Addiction is a lovely thing! It is what got a percentage of us here. You would think having hep c and going through treatment would be enough to make us realize we killing ourselves by smoking. Not!!!! I am commited to trying to stop while on treatment. That eay when I am done, I will be done and try to start living a healthy life. Key word is trying.
I have smoked for what seems like all my life too. I certainly don't tell anybody to smoke but alas even my GI told me to wait a few months into treatment to try and quit that it would be too rough right away. And you know how doctors feel about smoking!!!!!!!!!!!
I have to quit soon as I'm getting too old to breath as it is.........but while I was on treatment I admit I couldn't have thoughth about it. Even with the anemia when I couldn't breath to walk I managed to take a few drags here or there. Ah addiction such a lovely thing huh?
I smoked for pretty much all my life to. Even when I was diagnosed with COPD I still smoked (in denial). Last Oct I got a lung infection and almost died. That did it for me no more smoking. When I got out of the hospital and recouping at home everytime I wanted to smoke I would walk around the apt building, even if it was 3 in the morning and the cravings would go away mostly because I would be so out of breath I could barely walk let alone smoke. I must of been a sight this old lady in her jammies and a sweatshirt gasping for air walking around at 3 in the morning, but it worked haven't had a smoke in 9months.
Long story short, it takes about 3 weeks then all cravings go away and even being around someone who is smoking bothers you.
Think of it as a short period of time to kick a life time habit.
DJ
I have smoked all for what seems to be all my life. I have wanted to stop but didn't want to bad enough I guess. I started treatment June 14 and smoked more the first couple of weeks. Lately I have noticed it really tastes like crap and do not enjoy as much. I think I am going to try to stop while on treatment, it can't make any more cranky than I already am. Any ideas on helping to stop would be appreciated.
I'm reclusive too when I don't have to work.
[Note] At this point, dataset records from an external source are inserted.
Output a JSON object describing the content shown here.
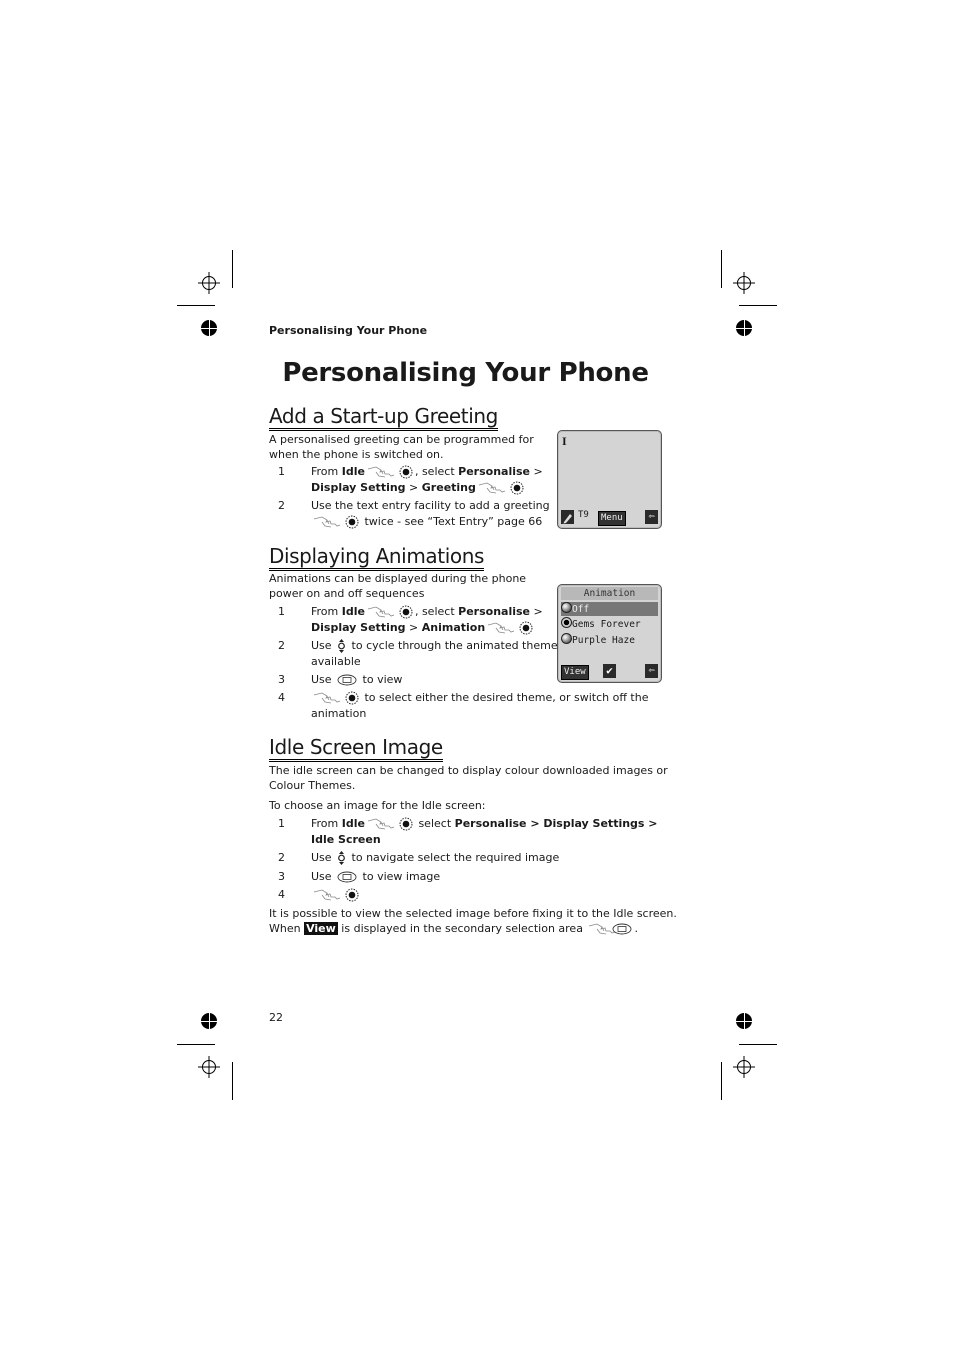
{
  "running_head": "Personalising Your Phone",
  "page_title": "Personalising Your Phone",
  "page_number": "22",
  "icons": {
    "hand": "hand-softkey-icon",
    "ok": "ok-select-button-icon",
    "nav": "up-down-navigation-icon",
    "soft": "secondary-softkey-icon"
  },
  "sections": {
    "greeting": {
      "heading": "Add a Start-up Greeting",
      "intro_1": "A personalised greeting can be programmed for",
      "intro_2": "when the phone is switched on.",
      "steps": [
        {
          "num": "1",
          "l1_a": "From ",
          "l1_b": "Idle",
          "l1_c": ", select ",
          "l1_d": "Personalise",
          "l1_e": " >",
          "l2_a": "Display Setting",
          "l2_b": " > ",
          "l2_c": "Greeting"
        },
        {
          "num": "2",
          "l1": "Use the text entry facility to add a greeting",
          "l2": " twice - see “Text Entry” page 66"
        }
      ],
      "screen": {
        "cursor": "I",
        "t9_label": "T9",
        "menu_label": "Menu",
        "back_glyph": "⇦"
      }
    },
    "animations": {
      "heading": "Displaying Animations",
      "intro_1": "Animations can be displayed during the phone",
      "intro_2": "power on and off sequences",
      "steps": [
        {
          "num": "1",
          "l1_a": "From ",
          "l1_b": "Idle",
          "l1_c": ", select ",
          "l1_d": "Personalise",
          "l1_e": " >",
          "l2_a": "Display Setting",
          "l2_b": " > ",
          "l2_c": "Animation"
        },
        {
          "num": "2",
          "l1_a": "Use ",
          "l1_b": " to cycle through the animated themes",
          "l2": "available"
        },
        {
          "num": "3",
          "l1_a": "Use ",
          "l1_b": " to view"
        },
        {
          "num": "4",
          "l1": " to select either the desired theme, or switch off the",
          "l2": "animation"
        }
      ],
      "screen": {
        "title": "Animation",
        "options": [
          {
            "label": "Off",
            "highlighted": true,
            "selected": false
          },
          {
            "label": "Gems Forever",
            "highlighted": false,
            "selected": true
          },
          {
            "label": "Purple Haze",
            "highlighted": false,
            "selected": false
          }
        ],
        "view_label": "View",
        "check_glyph": "✔",
        "back_glyph": "⇦"
      }
    },
    "idle": {
      "heading": "Idle Screen Image",
      "intro_1": "The idle screen can be changed to display colour downloaded images or",
      "intro_2": "Colour Themes.",
      "choose": "To choose an image for the Idle screen:",
      "steps": [
        {
          "num": "1",
          "l1_a": "From ",
          "l1_b": "Idle",
          "l1_c": " select ",
          "l1_d": "Personalise > Display Settings >",
          "l2": "Idle Screen"
        },
        {
          "num": "2",
          "l1_a": "Use ",
          "l1_b": " to navigate select the required image"
        },
        {
          "num": "3",
          "l1_a": "Use ",
          "l1_b": " to view image"
        },
        {
          "num": "4"
        }
      ],
      "note_1": "It is possible to view the selected image before fixing it to the Idle screen.",
      "note_2_a": "When ",
      "note_2_chip": "View",
      "note_2_b": " is displayed in the secondary selection area ",
      "note_2_c": "."
    }
  }
}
When at work I find that even though I don't want to I can talk and be normal. I think it's the medicine. I don't ever feel well and don't expect to till this is over. Sometimes I feel quite bad but am still able to function. I've always just wanted to be alone when I don't feel well, so I think this is natural for me. The world will still be there when I feel better. I think this is what commercials make depression look like but we are on some strong medicines and staying alone seems like a practical thing to do. As long as you're still loving on those furry friends, I don't think you need to worry.
You mentioned you were too lethargic, well, this is how I feel. I have become reclusive, but I am fine. I make breakfast, take care and play with my yorkies, get dressed and go to work, but I have to force myself to talk to people. I dread it. I act pretty normal, but I just want to be by myself. Dont feel social at ALL although I dont feel particularly bad. I wonder if I am depressed and in denial of being depressed??
I smoke. During my first few weeks of treatment I was so nervous I chain smoked. I know it's stupid, but it keeps me calm and I don't have to take antidepressants. I'm fat and I smoke and I still had a PCR of <43 at week five. Astounding! And the only time the medicine keeps me from smoking is when I feel too lethargic to move.